OMP: Info #271: omp_set_nested routine deprecated, please use omp_set_max_active_levels instead.


Fri Jan 21 13:48:53 2022 Construct fuzzy simplicial set
Fri Jan 21 13:48:55 2022 Finding Nearest Neighbors
Fri Jan 21 13:48:55 2022 Building RP forest with 36 trees
Fri Jan 21 13:50:11 2022 NN descent for 19 iterations
	 1  /  19
	 2  /  19
	 3  /  19
	 4  /  19
	 5  /  19
	 6  /  19
	Stopping threshold met -- exiting after 6 iterations
Fri Jan 21 13:51:54 2022 Finished Nearest Neighbor Search
Fri Jan 21 13:52:04 2022 Construct embedding


Epochs completed: 100%| ██████████ 200/200 [06:45]

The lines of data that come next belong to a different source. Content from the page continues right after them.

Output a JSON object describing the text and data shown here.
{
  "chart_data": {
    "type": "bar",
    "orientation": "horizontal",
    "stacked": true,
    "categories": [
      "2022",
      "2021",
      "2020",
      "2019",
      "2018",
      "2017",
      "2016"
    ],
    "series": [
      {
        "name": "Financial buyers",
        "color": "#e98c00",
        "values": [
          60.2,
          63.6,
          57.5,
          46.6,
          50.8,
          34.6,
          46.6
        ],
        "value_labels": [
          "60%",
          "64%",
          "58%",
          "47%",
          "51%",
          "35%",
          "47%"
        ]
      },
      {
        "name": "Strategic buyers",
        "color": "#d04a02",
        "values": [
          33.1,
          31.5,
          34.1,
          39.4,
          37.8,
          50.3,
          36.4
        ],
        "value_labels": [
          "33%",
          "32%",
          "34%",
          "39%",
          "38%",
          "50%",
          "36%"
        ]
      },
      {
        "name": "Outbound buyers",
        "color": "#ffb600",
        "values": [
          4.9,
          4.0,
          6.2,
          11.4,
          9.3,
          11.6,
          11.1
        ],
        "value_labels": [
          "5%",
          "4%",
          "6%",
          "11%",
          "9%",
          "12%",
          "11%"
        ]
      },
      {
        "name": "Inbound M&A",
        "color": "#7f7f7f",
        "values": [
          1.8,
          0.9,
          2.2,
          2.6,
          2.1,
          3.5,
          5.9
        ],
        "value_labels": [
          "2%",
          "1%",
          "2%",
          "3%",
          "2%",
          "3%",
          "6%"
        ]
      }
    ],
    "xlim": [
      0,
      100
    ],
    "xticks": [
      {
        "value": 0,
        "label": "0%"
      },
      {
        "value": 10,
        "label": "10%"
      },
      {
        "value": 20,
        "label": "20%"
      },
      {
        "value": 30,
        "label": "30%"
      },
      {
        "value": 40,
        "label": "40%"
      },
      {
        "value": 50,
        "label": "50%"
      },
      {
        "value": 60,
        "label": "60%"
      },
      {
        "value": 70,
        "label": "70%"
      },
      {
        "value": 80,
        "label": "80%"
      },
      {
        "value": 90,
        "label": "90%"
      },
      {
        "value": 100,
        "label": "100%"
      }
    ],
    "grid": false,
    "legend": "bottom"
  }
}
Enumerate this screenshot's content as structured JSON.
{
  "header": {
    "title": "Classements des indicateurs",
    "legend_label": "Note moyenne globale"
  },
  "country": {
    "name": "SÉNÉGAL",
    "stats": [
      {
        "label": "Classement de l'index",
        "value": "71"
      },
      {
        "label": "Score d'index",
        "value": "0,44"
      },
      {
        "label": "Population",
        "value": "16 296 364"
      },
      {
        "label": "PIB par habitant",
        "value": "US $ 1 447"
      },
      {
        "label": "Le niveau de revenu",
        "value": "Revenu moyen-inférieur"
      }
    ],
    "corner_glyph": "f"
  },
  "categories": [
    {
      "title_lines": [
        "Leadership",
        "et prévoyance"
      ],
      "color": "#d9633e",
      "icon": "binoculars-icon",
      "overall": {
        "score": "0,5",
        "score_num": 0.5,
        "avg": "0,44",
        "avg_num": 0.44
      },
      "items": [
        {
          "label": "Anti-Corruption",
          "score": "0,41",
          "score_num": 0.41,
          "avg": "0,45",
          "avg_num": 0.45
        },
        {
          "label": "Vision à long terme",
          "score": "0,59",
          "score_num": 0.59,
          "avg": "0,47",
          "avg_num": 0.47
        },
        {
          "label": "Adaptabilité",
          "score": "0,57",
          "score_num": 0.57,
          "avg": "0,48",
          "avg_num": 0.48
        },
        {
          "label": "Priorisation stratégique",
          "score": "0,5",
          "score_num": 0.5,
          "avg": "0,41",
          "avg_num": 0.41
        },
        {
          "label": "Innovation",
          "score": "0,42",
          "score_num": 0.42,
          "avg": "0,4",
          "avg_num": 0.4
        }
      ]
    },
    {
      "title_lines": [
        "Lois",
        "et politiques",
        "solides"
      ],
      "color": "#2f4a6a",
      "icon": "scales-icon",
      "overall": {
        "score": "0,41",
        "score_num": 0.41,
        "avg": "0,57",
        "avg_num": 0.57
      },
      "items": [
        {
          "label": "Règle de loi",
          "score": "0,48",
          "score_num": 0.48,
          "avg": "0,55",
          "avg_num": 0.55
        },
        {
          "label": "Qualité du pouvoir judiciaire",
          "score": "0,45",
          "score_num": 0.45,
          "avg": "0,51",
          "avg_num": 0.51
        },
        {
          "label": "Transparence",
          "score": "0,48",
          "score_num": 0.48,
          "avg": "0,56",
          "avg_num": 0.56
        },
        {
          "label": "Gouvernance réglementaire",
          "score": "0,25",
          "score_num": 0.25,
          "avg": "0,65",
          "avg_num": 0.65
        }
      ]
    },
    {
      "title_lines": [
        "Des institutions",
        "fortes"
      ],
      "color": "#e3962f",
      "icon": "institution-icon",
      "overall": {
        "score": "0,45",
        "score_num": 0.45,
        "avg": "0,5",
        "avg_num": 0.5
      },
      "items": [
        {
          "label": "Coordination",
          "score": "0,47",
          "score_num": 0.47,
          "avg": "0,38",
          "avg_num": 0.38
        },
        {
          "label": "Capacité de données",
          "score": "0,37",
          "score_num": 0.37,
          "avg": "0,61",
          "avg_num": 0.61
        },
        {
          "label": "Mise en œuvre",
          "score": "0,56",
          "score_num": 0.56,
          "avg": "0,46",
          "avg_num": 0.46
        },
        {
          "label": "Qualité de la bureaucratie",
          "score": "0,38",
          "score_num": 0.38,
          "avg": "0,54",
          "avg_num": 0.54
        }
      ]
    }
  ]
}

Fri Jan 21 14:02:12 2022 Finished embedding
[TopicModel] Reduced embedding dimensions. Now clustering...
________________________________________________________________________________
[Memory] Calling hdbscan.hdbscan_._hdbscan_boruvka_kdtree...
_hdbscan_boruvka_kdtree(array([[11.990156, ...,  4.206806],
       ...,
       [10.079483, ...,  5.457878]], dtype=float32), 
1, 1.0, 'euclidean', None, 40, True, False, -1)
__________________________________________hdbscan_boruvka_kdtree - 21.5s, 0.4min
[TopicModel] Clustered embeddings. Now computing weights...
[TopicModel] Done!


In [87]:

# report number of noise documents
n_noise_documents = documents['cluster'].isna().sum()

print(f'Mapped {doc_embeddings.shape[0]} documents to a {weights.shape[1]}-dimensional topic space, '
      f'while marking {n_noise_documents} documents as noise.')

# # drop cluster "-1" and make the rest 1-indexed
documents['cluster'] = np.where(clusters >= 0, clusters + 1, np.nan)

# # store
documents.to_csv('models/gpt3/abstracts_gpt3ada_clusters.csv.gz', index=True)
np.savez('models/gpt3/abstracts_gpt3ada_weights.npz', weights)

# DEBUG: report cluster frequencies
# documents['cluster'].value_counts()


Mapped 382855 documents to a 509-dimensional topic space, while marking 172957 documents as noise.